In deze zaak gaat het om een hoger beroep van belanghebbende tegen de uitspraak van de Rechtbank Gelderland, die op 18 september 2018 het bezwaar van belanghebbende tegen een aanslag in de inkomstenbelasting en premie volksverzekeringen (IB/PVV) niet-ontvankelijk heeft verklaard. De Inspecteur had voor het jaar 2015 een aanslag opgelegd, die door belanghebbende werd betwist. De Rechtbank oordeelde dat het bezwaar van belanghebbende niet-ontvankelijk was omdat het niet voldoende gemotiveerd was. Belanghebbende ging in hoger beroep, waarbij zij stelde dat de Rechtbank de zaak had moeten terugwijzen naar de Inspecteur voor een inhoudelijke beoordeling.
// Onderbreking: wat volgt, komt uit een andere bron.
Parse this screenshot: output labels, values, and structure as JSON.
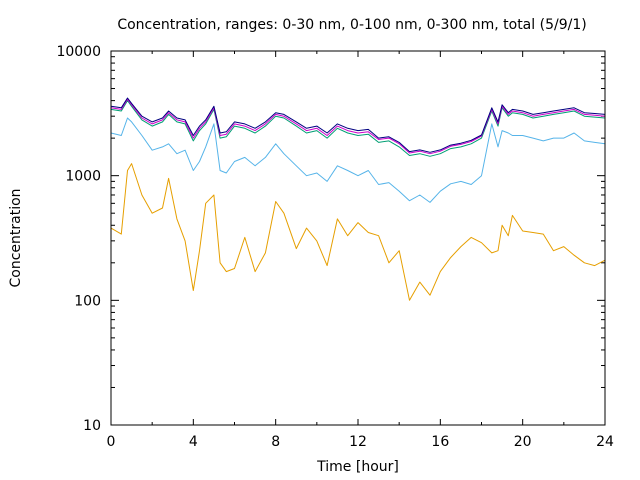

Het Gerechtshof Arnhem-Leeuwarden heeft op 14 januari 2020 uitspraak gedaan. Het Hof oordeelde dat de Rechtbank terecht had geoordeeld dat het bezwaar ten onrechte niet-ontvankelijk was verklaard, maar dat de Rechtbank in dit geval ook zelf in de zaak kon voorzien. Het Hof vond dat belanghebbende niet benadeeld was door deze beslissing, omdat de inhoudelijke bezwaren in eerdere fases van de procedure aan de orde waren gekomen. Het Hof bevestigde de uitspraak van de Rechtbank en verklaarde het hoger beroep van belanghebbende ongegrond.
De uitspraak benadrukt het belang van een goede motivering van bezwaren in belastingzaken en de mogelijkheden voor rechters om zelf in de zaak te voorzien als partijen daar geen bezwaar tegen hebben. Het Hof concludeerde dat de aanslag en de belastingrentebeschikking naar een juist bedrag waren vastgesteld en dat er geen reden was voor terugwijzing naar de Inspecteur.